Q - Il y a ceux qui relatent le précédent de l'Union soviétique, il y avait également à l'époque, un certain nombre de ministres et de gouvernements qui disaient que de toute façon, le communisme est éternel et jamais l'empire soviétique ne tombera. Il est tombé parce que certains ont cru qu'il pourrait tomber.
R - Non, il n'est pas tombé parce que certains y ont cru. Il est tombé parce qu'il s'est décomposé de l'intérieur.
Q - Alors que beaucoup en Occident n'y croyaient pas.
R - Mais, cela n'a rien à voir avec la croyance.
Q - Tout de même, on entendait beaucoup du côté français et occidental à l'époque des affirmations selon lesquelles les pays de l'Est ou les populations des pays de l'Est pouvaient toujours s'agiter, l'URSS ne sombrerait jamais quelles que soient les conditions de vie et le niveau économique de l'URSS de l'époque.
R - François Mitterrand a dit à Helmut Schmidt, à la fin 1982, que la réunification allemande viendrait, pas de suite, qu'il faudra attendre que l'URSS se soit effondrée, cela pourrait prendre encore dix ou quinze ans. Et Helmut Schmidt lui a dit en effet, on ne le verra jamais.
Q - Par rapport à M. Poutine, n'y a-t-il pas l'expression d'un réalisme tellement prudent qui empêche finalement d'obtenir de lui qu'il mène une autre politique en Tchétchénie ?
R - De la part de qui ?
Q - De la part des Occidentaux et de la France en particulier.

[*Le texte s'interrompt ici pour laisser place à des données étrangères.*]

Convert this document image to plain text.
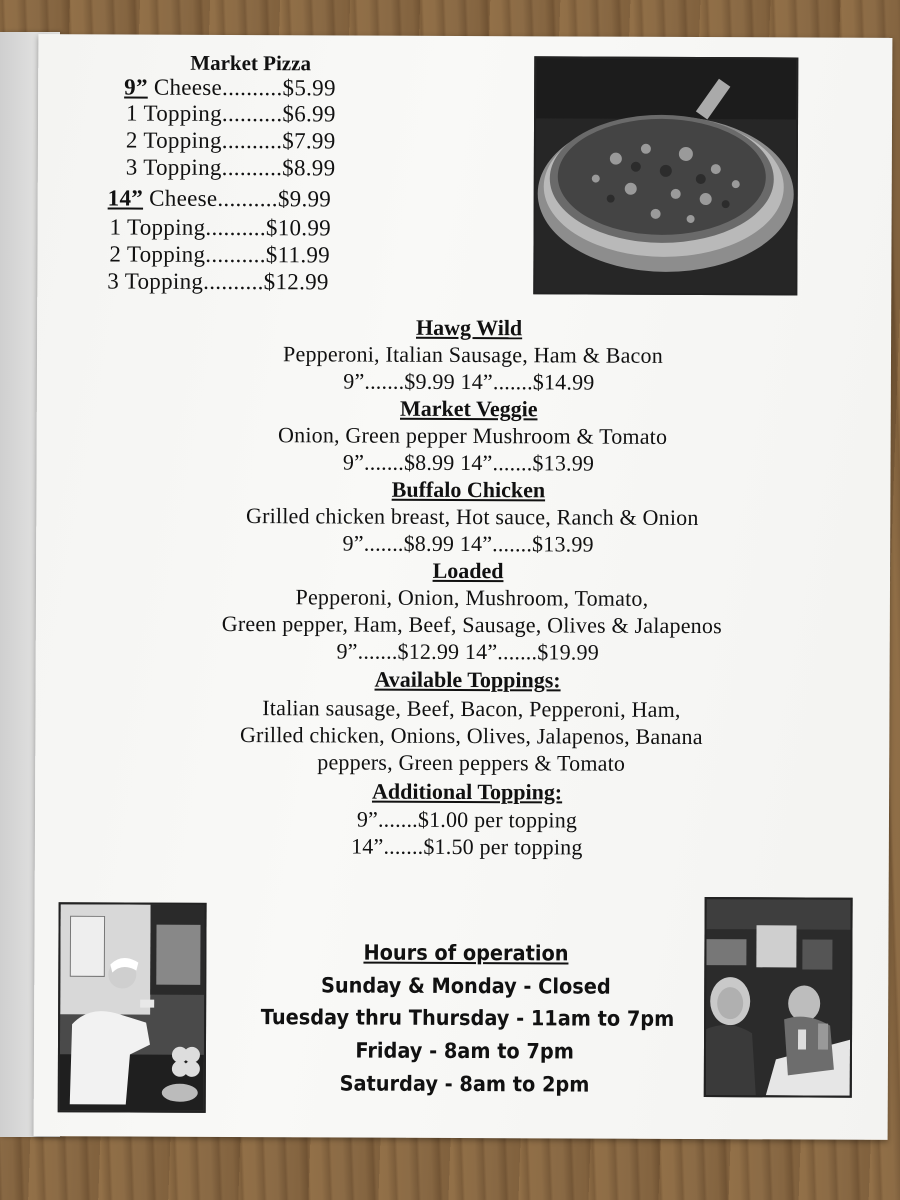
Market Pizza
9” Cheese..........$5.99
1 Topping..........$6.99
2 Topping..........$7.99
3 Topping..........$8.99
14” Cheese..........$9.99
1 Topping..........$10.99
2 Topping..........$11.99
3 Topping..........$12.99
Hawg Wild
Pepperoni, Italian Sausage, Ham & Bacon
9”.......$9.99 14”.......$14.99
Market Veggie
Onion, Green pepper Mushroom & Tomato
9”.......$8.99 14”.......$13.99
Buffalo Chicken
Grilled chicken breast, Hot sauce, Ranch & Onion
9”.......$8.99 14”.......$13.99
Loaded
Pepperoni, Onion, Mushroom, Tomato,
Green pepper, Ham, Beef, Sausage, Olives & Jalapenos
9”.......$12.99 14”.......$19.99
Available Toppings:
Italian sausage, Beef, Bacon, Pepperoni, Ham,
Grilled chicken, Onions, Olives, Jalapenos, Banana
peppers, Green peppers & Tomato
Additional Topping:
9”.......$1.00 per topping
14”.......$1.50 per topping
Hours of operation
Sunday & Monday - Closed
Tuesday thru Thursday - 11am to 7pm
Friday - 8am to 7pm
Saturday - 8am to 2pm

Lorsque vous sortez de chez Vladimir Poutine et que vous le qualifiez de patriote.
R - C'est ce que j'ai dit de plus banal à ce sujet.
Q - Oui, si vous pouvez nous donner une explication ?
R - Oui, c'est facile. Il est évident que cet homme, ce président par intérim, qui sera élu président bientôt, est habité par l'idée d'enrayer le déclin de la Russie. En Russie, ceci est une expression de patriotisme, et patriotisme ne veut pas dire humanisme, ni respectueux des Droits de l'Homme au sens où nous l'entendons en l'an 2000. Robespierre était un patriote, c'est évident. Je n'ai pas dit non plus que c'était un patriote tchétchène, c'est un patriote russe comme dit Rousseau, regardez le dictionnaire, cela peut vouloir dire dur aux étrangers, c'est une expression. On pourrait dire nationaliste, encore que la façon dont il aborde l'avenir de ses relations avec les pays occidentaux ne l'amène pas spontanément à employer ces expressions. Et ce que j'ai dit a été dit par d'autres qui l'ont rencontré ; Robin Cook l'a trouvé " moderne ", " efficace ", " nous avons les mêmes priorités que lui ", le président Clinton a fait un éloge du président Poutine qui va bien au-delà de ce que je viens de citer, c'était le cas de M. Dini, de M. Fischer etc. Pourquoi ? Parce qu'après les années Eltsine, M. Poutine, semble-t-il, incarne quelque chose que veulent les Russes, que M. Primakov aurait pu incarner, n'importe quel autre en réalité. C'est un désir de remise en ordre, de remise en marche après le président Eltsine qui a été un démocrate, c'est exact, mais qui n'a pas répondu à cela. Il y a une humiliation par rapport à ce qui s'est passé en Russie depuis dix ans. Les Russes attendent un dirigeant qui fasse fonctionner les choses.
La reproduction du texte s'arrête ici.